The night was spent at the nice hostel in Hemsedal, which had very comfortable beds.

Thursday morning began with a trip down to the southernmost tip of Gotland, the Hoburg. Here we encountered more nature lovers in the form of a flock of birdwatchers. The species often nests at the southern tips of both Oland and Gotland and is easily recognized by the telescope that is often worn over the shoulder.

I even saw Red-Backed Shrike (Lanius collurio), Northern Wheatear (Oenanthe oenanthe) and a yellow bird that I didn’t recognize.

The sea was calm and the swans that landed some distance away did not attack the red ball splashing around, muttering through a tube (snorkel). It was nice to see that htere were many small juvenile seaweed individuals there. Reproduction last year was apparently very successful. Always a good sign.

Our last stop for a dip was just south of Klintehamn. On the way there we visited the nice naturum center in Vamlingbo for a short break. With coffee in the body, we parked at what must be Gotland’s busiest road, and changed into work clothes.
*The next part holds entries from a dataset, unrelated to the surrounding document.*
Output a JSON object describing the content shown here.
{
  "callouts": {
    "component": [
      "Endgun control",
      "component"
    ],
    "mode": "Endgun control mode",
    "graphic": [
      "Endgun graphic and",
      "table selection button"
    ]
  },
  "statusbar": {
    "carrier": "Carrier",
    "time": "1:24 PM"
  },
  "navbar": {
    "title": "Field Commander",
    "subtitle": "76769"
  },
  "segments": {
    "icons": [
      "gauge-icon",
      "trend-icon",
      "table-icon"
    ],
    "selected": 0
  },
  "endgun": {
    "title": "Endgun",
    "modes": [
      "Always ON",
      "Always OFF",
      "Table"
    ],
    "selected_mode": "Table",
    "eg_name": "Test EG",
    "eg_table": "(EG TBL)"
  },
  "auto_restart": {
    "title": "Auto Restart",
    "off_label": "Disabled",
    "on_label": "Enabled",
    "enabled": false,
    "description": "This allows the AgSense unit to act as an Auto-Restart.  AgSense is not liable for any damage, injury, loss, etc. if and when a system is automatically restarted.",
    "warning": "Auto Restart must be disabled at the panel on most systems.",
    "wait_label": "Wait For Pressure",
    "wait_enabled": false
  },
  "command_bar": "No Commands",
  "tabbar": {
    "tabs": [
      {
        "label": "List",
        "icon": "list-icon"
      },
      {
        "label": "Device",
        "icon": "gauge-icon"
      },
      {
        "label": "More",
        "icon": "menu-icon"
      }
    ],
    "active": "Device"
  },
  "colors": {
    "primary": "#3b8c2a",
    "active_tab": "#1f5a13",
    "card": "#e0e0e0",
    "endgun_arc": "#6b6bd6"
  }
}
“When you take off your pants, five cars and a bus will always appear” – Old jungle proverb

It was the only site with lots of bladders on the wrack! One might think that bladderwrack always have bladders, but no! If the site is exposed to strong wave action, no bladders are formed. This is to minimize wave grip, so that the wrack does not get torn off by the waves.

Blåsor på blåstången - inte en självklarhet.

Bladders on the bladderwrack – not always to be expected.

It was plenty of gammarids, prawns and isopods here, and I hope I got a picture of the Lesser Pipefish hiding amongst the seaweed. It was obvious that there is a lot of nutrients coming out into the water as runnof from land. The seaweed had much filamentous algae growing on them. Swimming across it reminded me of a shaggy rug.

After again having fulfilled the jungle proverb (Why?!?) we headed towards Visby and enrolled into the prison. If we get out tomorrow remains to be seen.

Global interest in Baltic seaweed

Since we launched Tångbloggen, our original Swedish blog about seaweed in the Baltic Sea, we have had over 4000 visitors from 33 different countries around the world.
It is wonderful that there is a global interest in the seaweeds of the Baltic Sea! In order to get a better overview of this interest, we took a picture of the total number of visitors per country today(2nd April 2013).

Dessa länder har besökt Tångbloggen fram till idag (2013-04-02)

These countries have visited Tångbloggen up until today (2nd April 2013)

To further spread the interest and knowledge of the Baltic Sea seaweeds, we are now heading for Bali to participate in the 21st International Seaweed Symposium.

We will of course blog live from the conference so that our followers can get the latest in seaweed research served piping hot, both here and on Tångbloggen (in Swedish).